Blog 1- Chelsea Eareckson

The Root of the Problem

By: Chelsea Eareckson

 

Differences exist between genders. That is a biological fact. Women and men are composed of different but equally complex body systems that allow our great race to grow and thrive. Both sexes are vital to the survival of our species. In terms of evolution, difference is good. However, as our species evolved culturally, these differences put a wedge between the boys and the girls, between the men and the women. Men and women alike grew to accept the idea that women depended on men to survive, and that women fell naturally into their debt. These patterns helped develop certain gender schemas, which I believe may be the root of the problem of sexism, part of the answer to the complex question of “Why aren’t more women in science?”

Growing up, I was never told I couldn’t be a women in science. My dad, an engineer, pushed me to take as many science classes as I could, hoping I would also fall in love with engineering. To his dismay, after I took biology, I was hooked. I had heard that sexism in the work force existed, but I couldn’t believe anyone in this day and age would be blatantly sexist. Besides, nothing could stop me from succeeding. I believed that having a slight disadvantage as a women would actually push me to work harder, which would give me the strength to overcome the mountains I could encounter. After reading Chapter One in Why Aren’t More Women in Science, I saw a flaw in this reasoning. I had failed to realize that “Mountains are molehills, piled on top of the other” (Valian 35). Previously, I had thought that I could use little instances of sexism like “not listened to, is not invited to give a presentation, is not credited with an idea” (Valian 35-36) to increase my desire to succeed, which is a common viewpoint among many of my peers. Malcolm Gladwell wrote an entire book called David and Goliath on situations where disadvantages actually worked to people’s advantage. While this may be true in some instances, it is a dangerous belief for a woman in science. Success, it seems, is “largely the accumulation of advantage” (Valian 34), and because most people aren’t consciously sexist, these small disadvantages are allowed to build up. I found the study on judgements of women’s competence to be very interesting. The conclusions of this study throw a varying viewpoint onto the table about why there are so few women in science:

“When no information was given about how well people were doing in the job, evaluators rated the man as more competent than the woman and rated them as equally likeable. When the background information made clear that the woman was extremely competent, however, the ratings changed. Evaluators now rated the man and the woman as equally competent, but they rated the woman as much less likeable than the man” (Valian 33).
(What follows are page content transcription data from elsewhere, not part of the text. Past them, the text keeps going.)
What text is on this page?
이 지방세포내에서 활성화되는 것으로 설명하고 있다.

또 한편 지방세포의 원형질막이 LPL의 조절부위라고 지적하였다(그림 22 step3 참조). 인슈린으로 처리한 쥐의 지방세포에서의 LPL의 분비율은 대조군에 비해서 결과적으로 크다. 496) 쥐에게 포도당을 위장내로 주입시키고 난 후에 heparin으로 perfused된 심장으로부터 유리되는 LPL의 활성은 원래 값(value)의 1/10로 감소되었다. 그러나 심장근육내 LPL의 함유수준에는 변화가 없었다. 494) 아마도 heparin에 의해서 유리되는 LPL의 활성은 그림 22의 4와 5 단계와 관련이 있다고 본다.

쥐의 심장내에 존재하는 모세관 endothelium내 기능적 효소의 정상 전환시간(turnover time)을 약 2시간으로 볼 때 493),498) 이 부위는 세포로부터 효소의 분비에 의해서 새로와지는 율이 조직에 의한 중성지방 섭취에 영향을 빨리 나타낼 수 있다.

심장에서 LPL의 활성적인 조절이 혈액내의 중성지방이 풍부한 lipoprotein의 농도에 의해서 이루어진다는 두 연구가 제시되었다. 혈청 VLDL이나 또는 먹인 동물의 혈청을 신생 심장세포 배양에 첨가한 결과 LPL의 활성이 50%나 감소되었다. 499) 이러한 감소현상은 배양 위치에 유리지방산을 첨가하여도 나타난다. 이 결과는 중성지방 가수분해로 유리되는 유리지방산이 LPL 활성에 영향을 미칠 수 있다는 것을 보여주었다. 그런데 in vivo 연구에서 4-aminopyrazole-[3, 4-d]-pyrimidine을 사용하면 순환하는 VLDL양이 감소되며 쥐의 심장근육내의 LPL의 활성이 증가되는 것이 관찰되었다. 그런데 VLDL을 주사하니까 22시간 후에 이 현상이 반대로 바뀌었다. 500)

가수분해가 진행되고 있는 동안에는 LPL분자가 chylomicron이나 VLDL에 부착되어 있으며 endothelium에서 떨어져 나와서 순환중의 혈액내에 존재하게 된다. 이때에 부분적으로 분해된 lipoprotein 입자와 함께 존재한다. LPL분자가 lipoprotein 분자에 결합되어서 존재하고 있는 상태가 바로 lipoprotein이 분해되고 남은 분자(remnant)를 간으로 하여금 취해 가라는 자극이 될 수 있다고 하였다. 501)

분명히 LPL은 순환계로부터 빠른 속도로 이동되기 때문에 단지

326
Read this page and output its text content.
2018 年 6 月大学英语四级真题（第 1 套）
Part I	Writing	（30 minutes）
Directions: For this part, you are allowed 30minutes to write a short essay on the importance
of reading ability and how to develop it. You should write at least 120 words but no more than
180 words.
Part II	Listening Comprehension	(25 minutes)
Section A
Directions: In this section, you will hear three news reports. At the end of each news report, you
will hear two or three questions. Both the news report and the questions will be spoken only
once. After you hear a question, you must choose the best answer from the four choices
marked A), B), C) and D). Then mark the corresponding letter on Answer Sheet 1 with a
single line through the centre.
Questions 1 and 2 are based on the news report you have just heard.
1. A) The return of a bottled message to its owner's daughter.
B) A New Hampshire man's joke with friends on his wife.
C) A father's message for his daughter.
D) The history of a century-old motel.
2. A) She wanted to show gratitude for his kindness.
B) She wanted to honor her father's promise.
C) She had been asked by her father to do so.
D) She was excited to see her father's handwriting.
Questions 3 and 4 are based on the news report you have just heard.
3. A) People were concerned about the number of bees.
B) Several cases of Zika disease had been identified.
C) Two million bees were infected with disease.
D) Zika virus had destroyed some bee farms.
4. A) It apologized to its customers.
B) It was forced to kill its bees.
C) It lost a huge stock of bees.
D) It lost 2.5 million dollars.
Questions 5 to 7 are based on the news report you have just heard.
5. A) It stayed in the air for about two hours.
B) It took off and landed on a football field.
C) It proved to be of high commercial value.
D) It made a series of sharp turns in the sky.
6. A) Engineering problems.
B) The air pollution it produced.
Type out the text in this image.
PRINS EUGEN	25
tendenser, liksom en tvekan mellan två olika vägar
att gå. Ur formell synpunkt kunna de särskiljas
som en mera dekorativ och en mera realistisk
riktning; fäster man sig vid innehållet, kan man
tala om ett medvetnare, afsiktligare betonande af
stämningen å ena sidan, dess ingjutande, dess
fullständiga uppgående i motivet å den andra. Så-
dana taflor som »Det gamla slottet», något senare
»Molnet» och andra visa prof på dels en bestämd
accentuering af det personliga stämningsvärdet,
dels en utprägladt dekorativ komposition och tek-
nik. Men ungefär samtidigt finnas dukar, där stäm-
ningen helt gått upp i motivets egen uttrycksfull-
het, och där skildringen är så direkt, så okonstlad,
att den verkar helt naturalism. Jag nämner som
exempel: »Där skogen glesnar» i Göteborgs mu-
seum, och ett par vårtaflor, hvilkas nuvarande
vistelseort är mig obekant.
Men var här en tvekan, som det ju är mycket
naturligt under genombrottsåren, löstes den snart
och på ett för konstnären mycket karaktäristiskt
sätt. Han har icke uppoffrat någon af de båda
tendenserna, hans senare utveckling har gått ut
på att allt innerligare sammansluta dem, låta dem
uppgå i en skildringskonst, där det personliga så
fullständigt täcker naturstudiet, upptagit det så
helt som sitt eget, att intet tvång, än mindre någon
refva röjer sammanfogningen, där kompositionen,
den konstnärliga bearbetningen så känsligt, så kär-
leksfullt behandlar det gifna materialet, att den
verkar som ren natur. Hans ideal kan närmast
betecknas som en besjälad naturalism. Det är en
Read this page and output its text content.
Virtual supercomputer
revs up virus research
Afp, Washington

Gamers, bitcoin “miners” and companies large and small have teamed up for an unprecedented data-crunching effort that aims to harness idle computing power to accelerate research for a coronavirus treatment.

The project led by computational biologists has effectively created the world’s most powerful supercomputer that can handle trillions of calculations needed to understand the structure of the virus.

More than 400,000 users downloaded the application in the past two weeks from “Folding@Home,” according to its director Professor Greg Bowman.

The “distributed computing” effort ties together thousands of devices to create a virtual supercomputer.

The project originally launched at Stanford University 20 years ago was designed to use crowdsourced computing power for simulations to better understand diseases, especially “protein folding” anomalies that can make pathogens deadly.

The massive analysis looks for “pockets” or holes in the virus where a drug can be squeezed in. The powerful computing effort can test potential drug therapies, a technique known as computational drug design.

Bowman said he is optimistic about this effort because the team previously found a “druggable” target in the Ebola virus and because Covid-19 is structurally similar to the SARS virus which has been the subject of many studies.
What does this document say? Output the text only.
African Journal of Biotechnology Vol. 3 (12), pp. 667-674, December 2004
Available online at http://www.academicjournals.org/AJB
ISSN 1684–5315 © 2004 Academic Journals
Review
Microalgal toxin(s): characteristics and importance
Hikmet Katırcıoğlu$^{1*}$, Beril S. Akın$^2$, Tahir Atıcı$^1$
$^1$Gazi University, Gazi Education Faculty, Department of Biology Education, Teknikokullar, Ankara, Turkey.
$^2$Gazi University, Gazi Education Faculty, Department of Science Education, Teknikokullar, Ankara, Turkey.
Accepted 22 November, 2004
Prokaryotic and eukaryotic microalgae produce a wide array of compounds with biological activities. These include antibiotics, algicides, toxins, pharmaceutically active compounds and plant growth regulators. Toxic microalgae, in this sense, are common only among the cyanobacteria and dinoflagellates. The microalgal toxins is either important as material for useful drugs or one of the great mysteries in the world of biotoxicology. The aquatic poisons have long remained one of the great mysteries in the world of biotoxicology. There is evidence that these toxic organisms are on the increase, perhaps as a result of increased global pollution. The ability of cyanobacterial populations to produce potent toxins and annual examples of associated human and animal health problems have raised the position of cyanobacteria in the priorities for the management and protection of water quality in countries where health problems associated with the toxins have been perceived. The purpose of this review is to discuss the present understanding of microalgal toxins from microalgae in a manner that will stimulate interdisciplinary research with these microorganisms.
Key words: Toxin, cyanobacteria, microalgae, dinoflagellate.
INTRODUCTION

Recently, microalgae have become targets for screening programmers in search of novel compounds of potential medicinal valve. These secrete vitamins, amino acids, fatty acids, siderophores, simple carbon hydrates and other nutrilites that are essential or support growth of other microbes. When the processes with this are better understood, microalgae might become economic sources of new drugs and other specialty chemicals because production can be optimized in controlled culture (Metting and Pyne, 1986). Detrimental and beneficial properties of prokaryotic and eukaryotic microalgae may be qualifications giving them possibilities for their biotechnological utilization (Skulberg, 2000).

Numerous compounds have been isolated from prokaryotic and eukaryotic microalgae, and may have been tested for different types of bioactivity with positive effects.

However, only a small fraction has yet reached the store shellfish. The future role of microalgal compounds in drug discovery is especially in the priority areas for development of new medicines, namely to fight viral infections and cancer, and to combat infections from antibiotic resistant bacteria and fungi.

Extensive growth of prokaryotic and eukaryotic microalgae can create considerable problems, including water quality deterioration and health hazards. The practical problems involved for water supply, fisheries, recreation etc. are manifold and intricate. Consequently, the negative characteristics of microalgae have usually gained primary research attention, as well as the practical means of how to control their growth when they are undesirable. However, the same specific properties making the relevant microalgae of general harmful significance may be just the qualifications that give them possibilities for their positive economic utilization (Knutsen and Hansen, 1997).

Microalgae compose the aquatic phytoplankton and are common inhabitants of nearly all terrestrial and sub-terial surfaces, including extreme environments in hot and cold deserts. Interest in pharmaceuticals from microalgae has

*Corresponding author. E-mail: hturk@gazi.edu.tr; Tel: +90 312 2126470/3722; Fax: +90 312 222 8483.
Women who are as good or even better than men don’t fit into the gender schema, and therefore are greeted with hostility and maybe a little fear. This unconscious sexism exists because “gender schemas skew our perceptions and evaluations of men and women” (Valian 32) and they perpetuate the idea that women are simply not as capable as men. Each and every person is taught this without even realizing it through the society’s harsh separation of men and women, through society’s demand that we mold ourselves to the ideas that were developed in a lost age.

It makes sense that nobody ever told me that being a girl would hold me back in science. Blatant sexism isn’t tolerated in today’s society, and telling me that would give me the drive to prove everyone wrong. The root of the problem exists in the behavior of encouraging the woman to go for it while silently undermining her footing, lies in the small molehills that women are taught they must endure. In order to even out the numbers in not just science, but every field, we need to figure out how to break down the walls of gender schemas that have been constructed to be so, so high and most importantly, to celebrate our differences instead of fearing them.

 

Works Cited

 

Ceci, Stephen J., and Wendy M. Williams. Why Aren’t More Women in Science?: Top Researchers Debate the Evidence. Washington, DC: American Psychological Association, 2007. Print.